By Sean Semmens, Dart Sails


Medium Winds
Impalas are very difficult to beat on IRC handicap in 10-20 knots of wind. They hold their own downwind and are very fast upwind and especially good at pointing.

Your Genoa needs to be flat and the rig set up correctly to point high. The Genoa should be sheeted in hard against the shrouds again with little halyard. Unless overpowered the backstay should be off, outhaul tight, traveller around the middle of the track, the mainsheet pulled in until the top tell-tale starts to stall (flip to leeward) and the slack taken out of the vang.

Use your No 1 Genoa unless completely over pressed but easy for a sail maker to say as the sail will not last very long used in this manner but it will be fast By now your Impala will fly upwind.

Fetching you should ease the outhaul and sheet the Genoa onto the outside track. If over pressed fetching with the No 1 Genoa or large waves and over pressed up wind, change to the No 2 Genoa.

Opinions are divided about No.2 Genoas. They have a very narrow wind range. I believe a No.2 Genoa is the sail to use at around 17 knots to about 21 knots. The pointing angle is not quite as good, but compared to a No.1 you get less leeway so the outcome is very similar.
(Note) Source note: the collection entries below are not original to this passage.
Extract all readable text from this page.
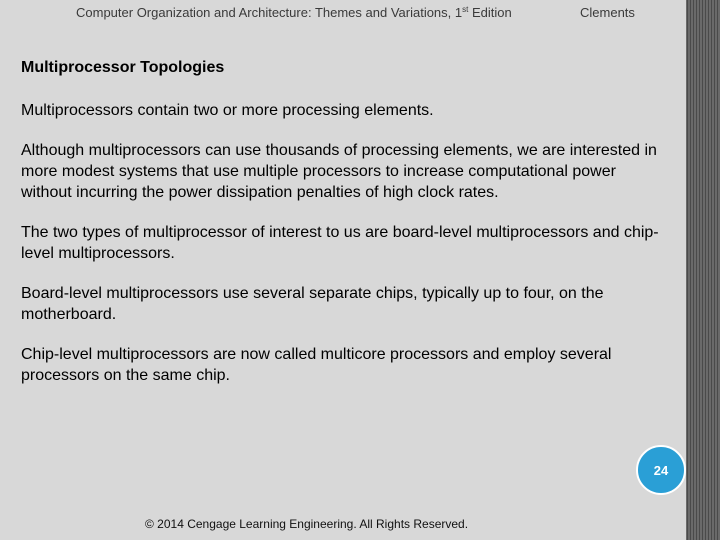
Computer Organization and Architecture: Themes and Variations, 1st Edition	Clements
Multiprocessor Topologies

Multiprocessors contain two or more processing elements.

Although multiprocessors can use thousands of processing elements, we are interested in more modest systems that use multiple processors to increase computational power without incurring the power dissipation penalties of high clock rates.

The two types of multiprocessor of interest to us are board-level multiprocessors and chip-level multiprocessors.

Board-level multiprocessors use several separate chips, typically up to four, on the motherboard.

Chip-level multiprocessors are now called multicore processors and employ several processors on the same chip.

24
© 2014 Cengage Learning Engineering. All Rights Reserved.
The big gain with a No.2 is that the boat accelerates far quicker out of the tacks so around a race course it is usually faster. The No.2 is also surprisingly fast on a close reach, it sets very well opening the slot when sheeted on the outside track so is an excellent fetching sail. It is also far easier to steer to in waves than struggling over pressed with a No.1. The problem with the No.1 is that pointing is easy but bearing away to get speed is not easy so bearing away slightly to steer up the wave face or to duck a boat requires easing of sails but the No.2 is far more forgiving.

Other crews do not bother with a No.2 at all and change straight to No.3. This works well sailing in flat water and if you have a fairly heavy crew hiking on the side-deck. The No.3 is an efficient pointing machine and when in the grove is very efficient upwind. In this mode try changing down to the No.3 from the No.1 at around 20knots.

Hiking hard on the rail is an absolute must. Think of a kids see-saw in the park, sit right on the end 2 kids have a greater effect than Mum or Dad sat near the middle. The Impala is not very beamy and the distance from the toerail to the centreline is not great. If the crew sit with their knees on the rail instead of the absolute back side then the centre of effort of their weight is roughly 1/3 of the way off the rail. In other words 1/3 back along the see saw, losing 1/3 of the boats righting moment loosing essential sail holding capability. The sad fact is once about 12kts of wind the crew must hike and it must hurt, nothing else is good enough! The success full crews will have no mainsheet trimmer (done by the helmsman) and the headsail is let off and pulled in by the same person in the tacks to maximise weight on the rail.

Downwind you can sail almost straight downwind with the pole squared well back and set the pole higher than you expect, this will open the leeches, maximising the projected area.

Again crew weight forward is fast, but more aft when reaching to increase control on the helm.